En l’espace d’un an, Jürgen Klopp a complètement métamorphosé les Reds. A la découverte d’un meneur d’hommes.

Jürgen Klopp aime les fêtes. Les joueurs de Liverpool l’ont découvert le 20 décembre dernier, de retour de Watford. Ils se demandaient si leur entraîneur, furieux de la sèche défaite 3-0 essuyée, allait annuler la fête de Noël prévue ce soir-là. La plupart le prévoyaient, voire l’espéraient. Nul n’avait le coeur à la fête. A leur grande surprise, Klopp a insisté pour que la fête ait lieu. Mieux : la présence de chacun était requise !

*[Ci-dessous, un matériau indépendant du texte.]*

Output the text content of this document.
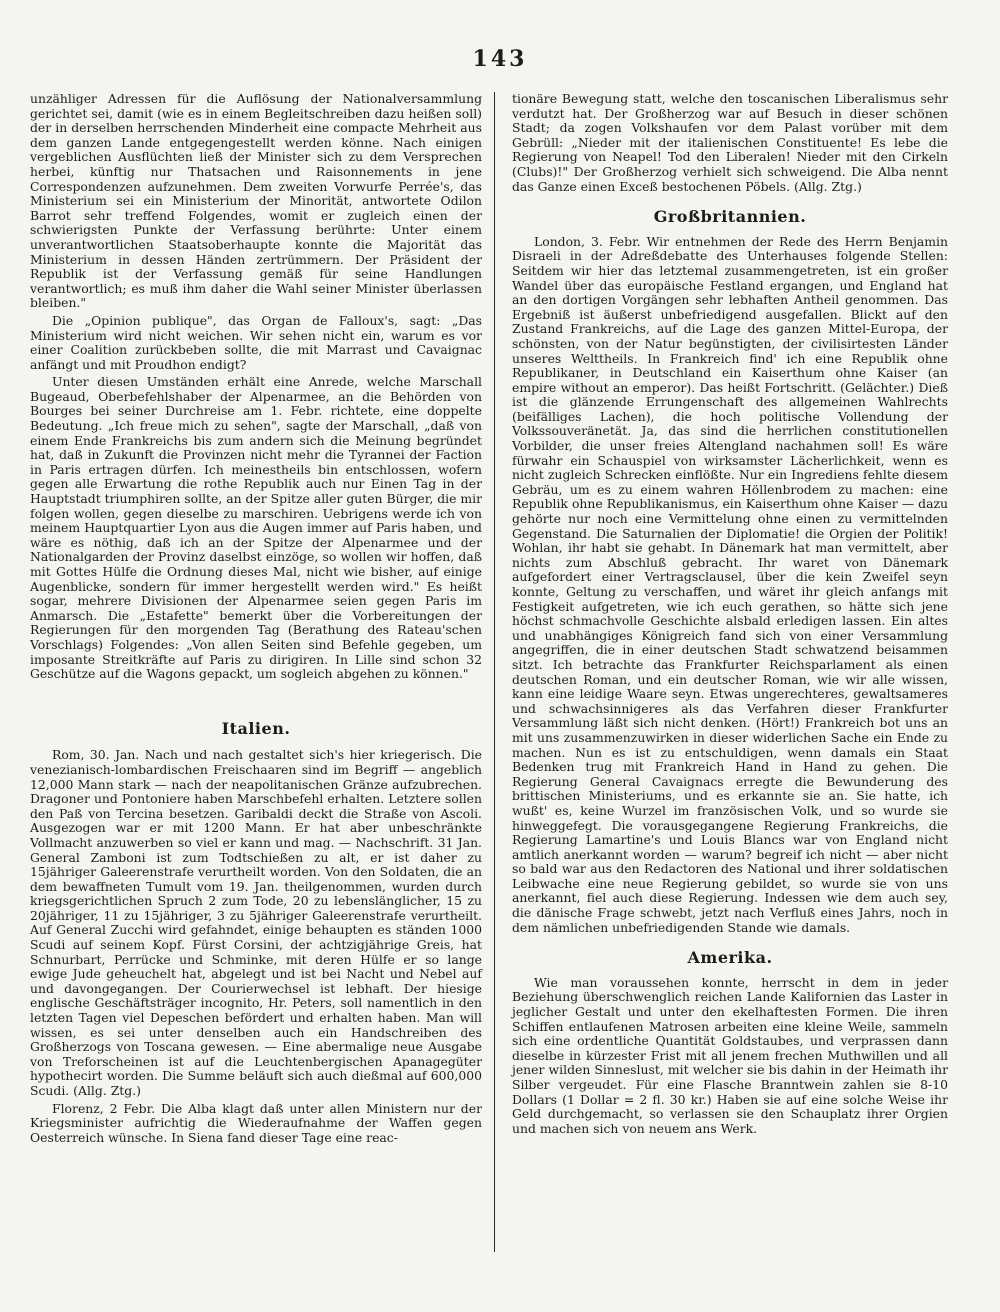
143

unzähliger Adressen für die Auflösung der Nationalversammlung gerichtet sei, damit (wie es in einem Begleitschreiben dazu heißen soll) der in derselben herrschenden Minderheit eine compacte Mehrheit aus dem ganzen Lande entgegengestellt werden könne. Nach einigen vergeblichen Ausflüchten ließ der Minister sich zu dem Versprechen herbei, künftig nur Thatsachen und Raisonnements in jene Correspondenzen aufzunehmen. Dem zweiten Vorwurfe Perrée's, das Ministerium sei ein Ministerium der Minorität, antwortete Odilon Barrot sehr treffend Folgendes, womit er zugleich einen der schwierigsten Punkte der Verfassung berührte: Unter einem unverantwortlichen Staatsoberhaupte konnte die Majorität das Ministerium in dessen Händen zertrümmern. Der Präsident der Republik ist der Verfassung gemäß für seine Handlungen verantwortlich; es muß ihm daher die Wahl seiner Minister überlassen bleiben."

Die „Opinion publique", das Organ de Falloux's, sagt: „Das Ministerium wird nicht weichen. Wir sehen nicht ein, warum es vor einer Coalition zurückbeben sollte, die mit Marrast und Cavaignac anfängt und mit Proudhon endigt?

Unter diesen Umständen erhält eine Anrede, welche Marschall Bugeaud, Oberbefehlshaber der Alpenarmee, an die Behörden von Bourges bei seiner Durchreise am 1. Febr. richtete, eine doppelte Bedeutung. „Ich freue mich zu sehen", sagte der Marschall, „daß von einem Ende Frankreichs bis zum andern sich die Meinung begründet hat, daß in Zukunft die Provinzen nicht mehr die Tyrannei der Faction in Paris ertragen dürfen. Ich meinestheils bin entschlossen, wofern gegen alle Erwartung die rothe Republik auch nur Einen Tag in der Hauptstadt triumphiren sollte, an der Spitze aller guten Bürger, die mir folgen wollen, gegen dieselbe zu marschiren. Uebrigens werde ich von meinem Hauptquartier Lyon aus die Augen immer auf Paris haben, und wäre es nöthig, daß ich an der Spitze der Alpenarmee und der Nationalgarden der Provinz daselbst einzöge, so wollen wir hoffen, daß mit Gottes Hülfe die Ordnung dieses Mal, nicht wie bisher, auf einige Augenblicke, sondern für immer hergestellt werden wird." Es heißt sogar, mehrere Divisionen der Alpenarmee seien gegen Paris im Anmarsch. Die „Estafette" bemerkt über die Vorbereitungen der Regierungen für den morgenden Tag (Berathung des Rateau'schen Vorschlags) Folgendes: „Von allen Seiten sind Befehle gegeben, um imposante Streitkräfte auf Paris zu dirigiren. In Lille sind schon 32 Geschütze auf die Wagons gepackt, um sogleich abgehen zu können."

Italien.

Rom, 30. Jan. Nach und nach gestaltet sich's hier kriegerisch. Die venezianisch-lombardischen Freischaaren sind im Begriff — angeblich 12,000 Mann stark — nach der neapolitanischen Gränze aufzubrechen. Dragoner und Pontoniere haben Marschbefehl erhalten. Letztere sollen den Paß von Tercina besetzen. Garibaldi deckt die Straße von Ascoli. Ausgezogen war er mit 1200 Mann. Er hat aber unbeschränkte Vollmacht anzuwerben so viel er kann und mag. — Nachschrift. 31 Jan. General Zamboni ist zum Todtschießen zu alt, er ist daher zu 15jähriger Galeerenstrafe verurtheilt worden. Von den Soldaten, die an dem bewaffneten Tumult vom 19. Jan. theilgenommen, wurden durch kriegsgerichtlichen Spruch 2 zum Tode, 20 zu lebenslänglicher, 15 zu 20jähriger, 11 zu 15jähriger, 3 zu 5jähriger Galeerenstrafe verurtheilt. Auf General Zucchi wird gefahndet, einige behaupten es ständen 1000 Scudi auf seinem Kopf. Fürst Corsini, der achtzigjährige Greis, hat Schnurbart, Perrücke und Schminke, mit deren Hülfe er so lange ewige Jude geheuchelt hat, abgelegt und ist bei Nacht und Nebel auf und davongegangen. Der Courierwechsel ist lebhaft. Der hiesige englische Geschäftsträger incognito, Hr. Peters, soll namentlich in den letzten Tagen viel Depeschen befördert und erhalten haben. Man will wissen, es sei unter denselben auch ein Handschreiben des Großherzogs von Toscana gewesen. — Eine abermalige neue Ausgabe von Treforscheinen ist auf die Leuchtenbergischen Apanagegüter hypothecirt worden. Die Summe beläuft sich auch dießmal auf 600,000 Scudi. (Allg. Ztg.)

Florenz, 2 Febr. Die Alba klagt daß unter allen Ministern nur der Kriegsminister aufrichtig die Wiederaufnahme der Waffen gegen Oesterreich wünsche. In Siena fand dieser Tage eine reac-

tionäre Bewegung statt, welche den toscanischen Liberalismus sehr verdutzt hat. Der Großherzog war auf Besuch in dieser schönen Stadt; da zogen Volkshaufen vor dem Palast vorüber mit dem Gebrüll: „Nieder mit der italienischen Constituente! Es lebe die Regierung von Neapel! Tod den Liberalen! Nieder mit den Cirkeln (Clubs)!" Der Großherzog verhielt sich schweigend. Die Alba nennt das Ganze einen Exceß bestochenen Pöbels. (Allg. Ztg.)

Großbritannien.

London, 3. Febr. Wir entnehmen der Rede des Herrn Benjamin Disraeli in der Adreßdebatte des Unterhauses folgende Stellen: Seitdem wir hier das letztemal zusammengetreten, ist ein großer Wandel über das europäische Festland ergangen, und England hat an den dortigen Vorgängen sehr lebhaften Antheil genommen. Das Ergebniß ist äußerst unbefriedigend ausgefallen. Blickt auf den Zustand Frankreichs, auf die Lage des ganzen Mittel-Europa, der schönsten, von der Natur begünstigten, der civilisirtesten Länder unseres Welttheils. In Frankreich find' ich eine Republik ohne Republikaner, in Deutschland ein Kaiserthum ohne Kaiser (an empire without an emperor). Das heißt Fortschritt. (Gelächter.) Dieß ist die glänzende Errungenschaft des allgemeinen Wahlrechts (beifälliges Lachen), die hoch politische Vollendung der Volkssouveränetät. Ja, das sind die herrlichen constitutionellen Vorbilder, die unser freies Altengland nachahmen soll! Es wäre fürwahr ein Schauspiel von wirksamster Lächerlichkeit, wenn es nicht zugleich Schrecken einflößte. Nur ein Ingrediens fehlte diesem Gebräu, um es zu einem wahren Höllenbrodem zu machen: eine Republik ohne Republikanismus, ein Kaiserthum ohne Kaiser — dazu gehörte nur noch eine Vermittelung ohne einen zu vermittelnden Gegenstand. Die Saturnalien der Diplomatie! die Orgien der Politik! Wohlan, ihr habt sie gehabt. In Dänemark hat man vermittelt, aber nichts zum Abschluß gebracht. Ihr waret von Dänemark aufgefordert einer Vertragsclausel, über die kein Zweifel seyn konnte, Geltung zu verschaffen, und wäret ihr gleich anfangs mit Festigkeit aufgetreten, wie ich euch gerathen, so hätte sich jene höchst schmachvolle Geschichte alsbald erledigen lassen. Ein altes und unabhängiges Königreich fand sich von einer Versammlung angegriffen, die in einer deutschen Stadt schwatzend beisammen sitzt. Ich betrachte das Frankfurter Reichsparlament als einen deutschen Roman, und ein deutscher Roman, wie wir alle wissen, kann eine leidige Waare seyn. Etwas ungerechteres, gewaltsameres und schwachsinnigeres als das Verfahren dieser Frankfurter Versammlung läßt sich nicht denken. (Hört!) Frankreich bot uns an mit uns zusammenzuwirken in dieser widerlichen Sache ein Ende zu machen. Nun es ist zu entschuldigen, wenn damals ein Staat Bedenken trug mit Frankreich Hand in Hand zu gehen. Die Regierung General Cavaignacs erregte die Bewunderung des brittischen Ministeriums, und es erkannte sie an. Sie hatte, ich wußt' es, keine Wurzel im französischen Volk, und so wurde sie hinweggefegt. Die vorausgegangene Regierung Frankreichs, die Regierung Lamartine's und Louis Blancs war von England nicht amtlich anerkannt worden — warum? begreif ich nicht — aber nicht so bald war aus den Redactoren des National und ihrer soldatischen Leibwache eine neue Regierung gebildet, so wurde sie von uns anerkannt, fiel auch diese Regierung. Indessen wie dem auch sey, die dänische Frage schwebt, jetzt nach Verfluß eines Jahrs, noch in dem nämlichen unbefriedigenden Stande wie damals.

Amerika.

Wie man voraussehen konnte, herrscht in dem in jeder Beziehung überschwenglich reichen Lande Kalifornien das Laster in jeglicher Gestalt und unter den ekelhaftesten Formen. Die ihren Schiffen entlaufenen Matrosen arbeiten eine kleine Weile, sammeln sich eine ordentliche Quantität Goldstaubes, und verprassen dann dieselbe in kürzester Frist mit all jenem frechen Muthwillen und all jener wilden Sinneslust, mit welcher sie bis dahin in der Heimath ihr Silber vergeudet. Für eine Flasche Branntwein zahlen sie 8-10 Dollars (1 Dollar = 2 fl. 30 kr.) Haben sie auf eine solche Weise ihr Geld durchgemacht, so verlassen sie den Schauplatz ihrer Orgien und machen sich von neuem ans Werk.
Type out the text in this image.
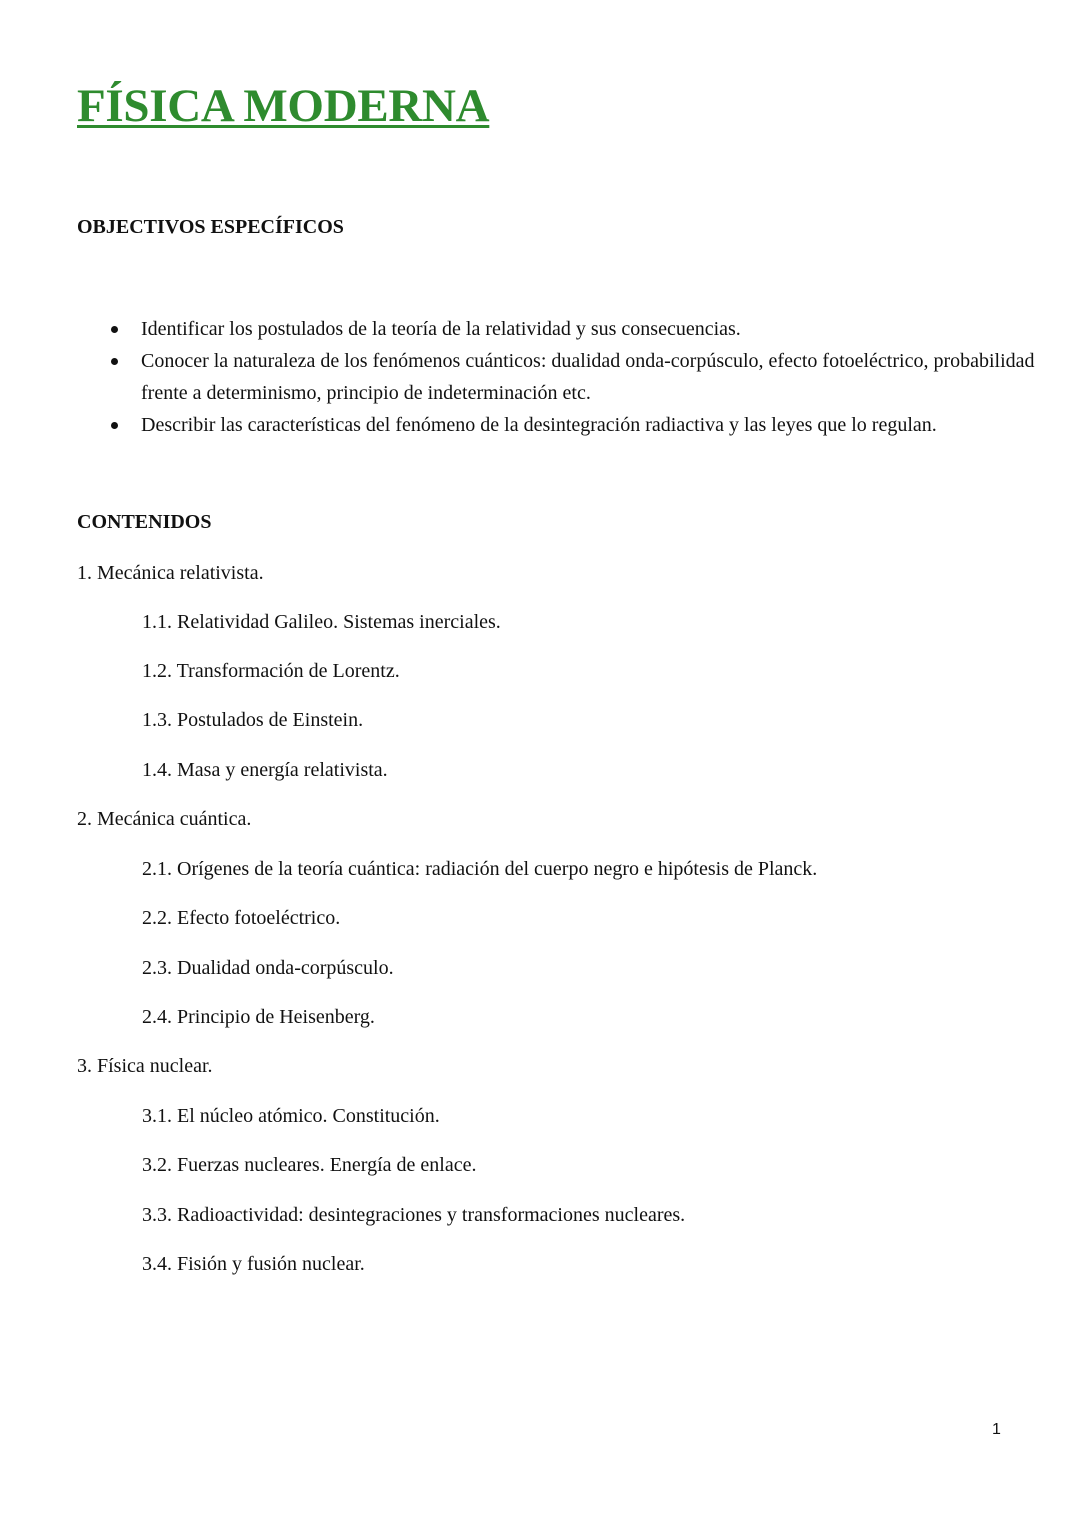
FÍSICA MODERNA
OBJECTIVOS ESPECÍFICOS
Identificar los postulados de la teoría de la relatividad y sus consecuencias.
Conocer la naturaleza de los fenómenos cuánticos: dualidad onda-corpúsculo, efecto fotoeléctrico, probabilidad frente a determinismo, principio de indeterminación etc.
Describir las características del fenómeno de la desintegración radiactiva y las leyes que lo regulan.
CONTENIDOS

1. Mecánica relativista.

1.1. Relatividad Galileo. Sistemas inerciales.

1.2. Transformación de Lorentz.

1.3. Postulados de Einstein.

1.4. Masa y energía relativista.

2. Mecánica cuántica.

2.1. Orígenes de la teoría cuántica: radiación del cuerpo negro e hipótesis de Planck.

2.2. Efecto fotoeléctrico.

2.3. Dualidad onda-corpúsculo.

2.4. Principio de Heisenberg.

3. Física nuclear.

3.1. El núcleo atómico. Constitución.

3.2. Fuerzas nucleares. Energía de enlace.

3.3. Radioactividad: desintegraciones y transformaciones nucleares.

3.4. Fisión y fusión nuclear.

1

Joueurs, staff et partenaires ont donc mis le cap sur le Formby Hall Hotel en ayant envie d’être n’importe où ailleurs. Une fois son petit monde réuni, Klopp s’est emparé du micro :  » Nous sommes tous déçus mais le match est fini. Maintenant, c’est la fête. Peu importe que vous buviez ou pas mais personne ne s’en ira avant une heure du matin. Nous devons faire le mieux possible ce que nous entreprenons. Et ce soir, c’est la fête.  »

Klopp a mis de l’ambiance en dansant avec son épouse Ulla, dévoilant un beau jeu de jambes. Il n’a cessé de rire toute la soirée. Vers une heure, plus personne ne regardait sa montre. Quelques jours plus tôt, les joueurs de Manchester United avaient annulé leur fête de Noël, sentant que ni les supporters ni leur manager, Louis vanGaal ; ne voyaient pareille célébration d’un bon oeil, après l’élimination en Ligue des Champions et les défaites contre Bournemouth, Norwich et Stoke.

Ces dernières années, la Premier League a tendance à annuler la fête. Harry Redknapp et Alan Pardew ont donné le ton. Deux mois après son arrivée en Angleterre, Klopp a adopté une autre approche, jugeant cette fête plus importante que ce qui s’était passé à Watford.

Si les joueurs s’étaient renseignés sur Klopp, ils n’auraient pas été surpris. Un an plus tôt, il avait fait de même en Allemagne. Il vivait la pire période de sa carrière. Dortmund n’avait qu’un point de plus que la lanterne rouge mais il voulait entamer la trêve l’esprit serein. Il avait envoyé un sms à ses joueurs :  » Cette fête n’est pas facultative. Pas d’exception : tout le monde doit venir.  »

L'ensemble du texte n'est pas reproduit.